Shikohin like coffee is now being enjoyed all around the world, and each region has a different way of enjoying it and it plays different roles in their society. When you look at these differences, you begin to see the reality of the current culture of each region. It’s true that there are many differences between Ethiopia and Japan. However, I believe that their culture is not completely foreign to us and it helps us realize aspects of our own culture that we would otherwise not notice.
── What are some of the realizations that you have had?
One example is the custom of offering a prayer over coffee or khat before enjoying it together with others. It reminds me of how in Japan we used to make an offering of seasonal foods or gifts to the household Buddhist altar before we enjoyed them with others.

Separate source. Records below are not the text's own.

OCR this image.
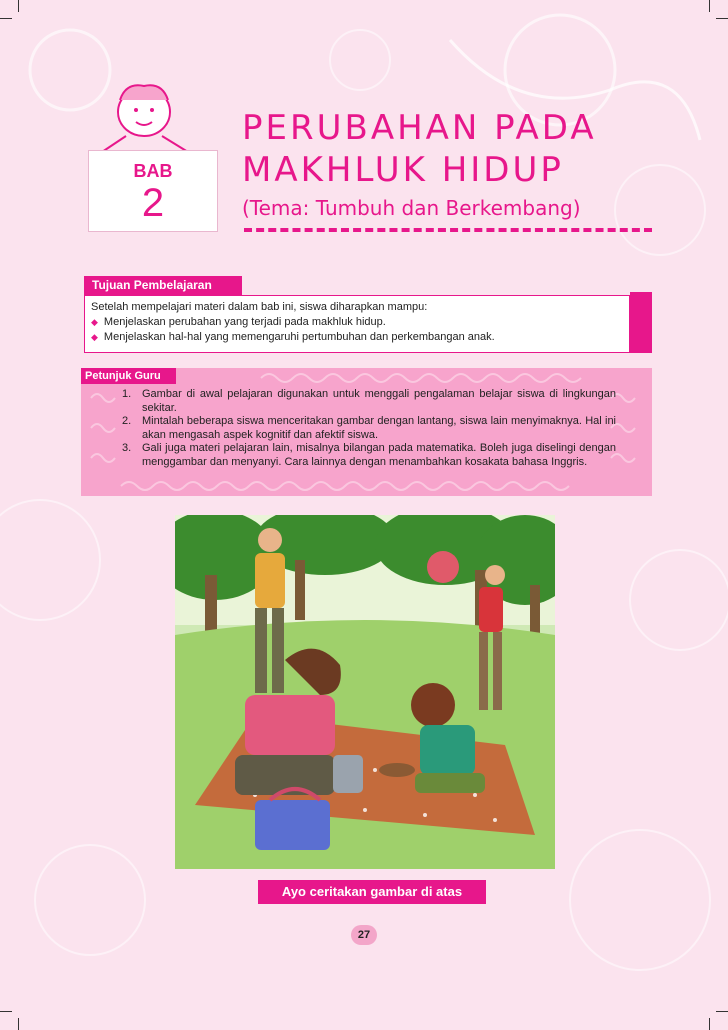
BAB
2
PERUBAHAN PADA
MAKHLUK HIDUP
(Tema: Tumbuh dan Berkembang)
Tujuan Pembelajaran
Setelah mempelajari materi dalam bab ini, siswa diharapkan mampu:
◆ Menjelaskan perubahan yang terjadi pada makhluk hidup.
◆ Menjelaskan hal-hal yang memengaruhi pertumbuhan dan perkembangan anak.
Petunjuk Guru
1. Gambar di awal pelajaran digunakan untuk menggali pengalaman belajar siswa di lingkungan sekitar.
2. Mintalah beberapa siswa menceritakan gambar dengan lantang, siswa lain menyimaknya. Hal ini akan mengasah aspek kognitif dan afektif siswa.
3. Gali juga materi pelajaran lain, misalnya bilangan pada matematika. Boleh juga diselingi dengan menggambar dan menyanyi. Cara lainnya dengan menambahkan kosakata bahasa Inggris.
Ayo ceritakan gambar di atas
27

As we build on such analogies, we see that Japan and Ethiopia are in fact not so different. Although slightly different, we do similar things in different contexts and we require the same functions as a society.
People tend to think of cultural anthropology as the study of simple cultural theory, like how Japanese are one way and Ethiopians are another. However, this is not the case. It is problematic that we are living our lives by confining ourselves to the limitations of our own self images of how Japanese people should be or what Japanese people should do.
── If we look at things from the viewpoint of cultural anthropology, perhaps we can have a more flexible understanding of ourselves.
When I first stayed in Ethiopia for an extended period and got acclimated before returning to Japan, I found some things that I had taken for granted before felt very strange.Things like public buses leaving right on time, or attendants always bowing at people. I had only been in Ethiopia for one year, but I felt out of place in the “norm” of Japanese society. I discovered
that the human mind and body have the potential to change and adjust very quickly.
This is why I go back and forth from Japan and other countries. We should unravel our hardened self image by asking ourselves what has become the unconscious “norm” in our daily lives. That is what makes cultural anthropology so interesting.